Overriding the model configuration

While it is best to create a separate configuration file in order to keep track of the experiments, the model configuration can also be overriden when calling the training script by passing additional arguments in the form key:value.

For example, to use a batch size during training, different from that in the configuration, the command can be used as follows.

python training2D3D_hard_KITTI_DDP.py [...] batch_size:2

All of the settings and parameters in the configuration file can be overriden in this way. Please check the configuration files for more information on the available settings.

Initializing with pre-trained weights

The model can be initialized with pre-trained weights, of either of the full model, or only some of its parts, like the backbone. In order to do so, the path to the model checkpoint must be passed with the --weights /PATH/TO/WEIGHTS argument.

By default, no strict loading is performed, meaning that weights belonging to partial or mismatching architectures can be loaded. The lists of loaded, missing and unmatched parameters will be logged to standard output. If this is not the desired behavior, the --strict_weight_load flag can be used, in which case a mismatch between the model configuration and the checkpoint weights will raise and exception.

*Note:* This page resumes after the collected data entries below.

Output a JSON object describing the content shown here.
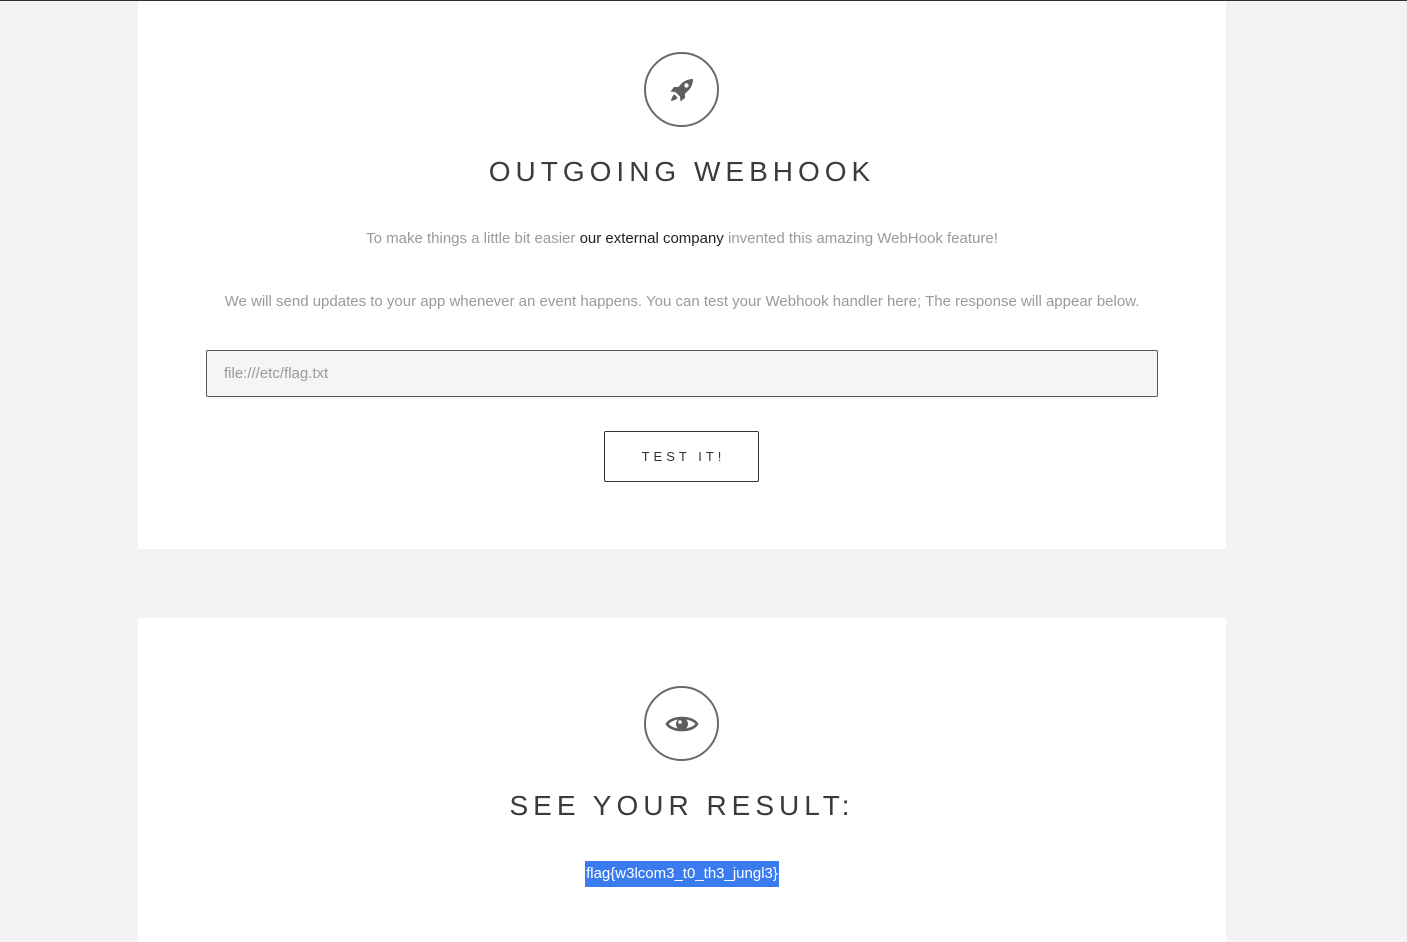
{
  "webhook": {
    "icon": "rocket-icon",
    "title": "OUTGOING WEBHOOK",
    "intro_prefix": "To make things a little bit easier ",
    "intro_emphasis": "our external company",
    "intro_suffix": " invented this amazing WebHook feature!",
    "description": "We will send updates to your app whenever an event happens. You can test your Webhook handler here; The response will appear below.",
    "url_value": "file:///etc/flag.txt",
    "button_label": "TEST IT!"
  },
  "result": {
    "icon": "eye-icon",
    "title": "SEE YOUR RESULT:",
    "value": "flag{w3lcom3_t0_th3_jungl3}"
  },
  "colors": {
    "background": "#f3f3f3",
    "card": "#ffffff",
    "selection": "#3a7cf0",
    "icon": "#6a6a6a"
  }
}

Finally, all the loaded weights are trainable by default, meaning that their values will most likely change during training. If some parts of the model should be frozen during training, the following options can be used.

  • --freeze_loaded_weights: All of the learnable parameters that were loaded will be frozen during training.
  • --freeze_weights_containing STR: Parameters containing the string STR will be frozen during training. For example, by passing backbone, we can freeze the entire backbone and leave the matching and registration heads free to learn.
  • --unfreeze_weights_containing STR: Parameters containing the string STR will be unfrozen. Useful for allowing some weights to learn, after having used either of the previous options.

Resuming a training

If a training gets interrupted due to a crash, power failure or any other reason, it can be resumed by passing the path to the last checkpoint with the --weights /PATH/TO/LAST/CHECKPOINT option, as well as using the --resume flag.

By using the --resume flag, the optimizer and epoch count will be set to the state saved in the checkpoint. Also, the model checkpoints will be saved in the same directory and the logging using WandB will be resumed, without creating a new experiment.

Tracking experiments with WandB

Weights and Biases is an online service that can be used to log experimental data recorded during training, such as environment, git commit, model configuration, log files, training losses, evaluation metrics, model checkpoints and more.

In order to make use of it:

  1. Create an account at WandB.
  2. If neither the supplied Dockerfile nor environment.yaml were used during the installation procedure, manually install the wandb python package using pip.
    pip install wandb
  3. Generate an API Key at the user settings page of WandB.
  4. Save the login information to the local machine by running the following command and pasting the API key when prompted.
    wandb login 

    ⚠️ When running the training inside the Docker Container, it is best to not use the --rm flag when starting the image so as to not loose the wandb login information. Otherwise, this step must be executed every time the container is run.

  5. Use the --wandb flag when running the training.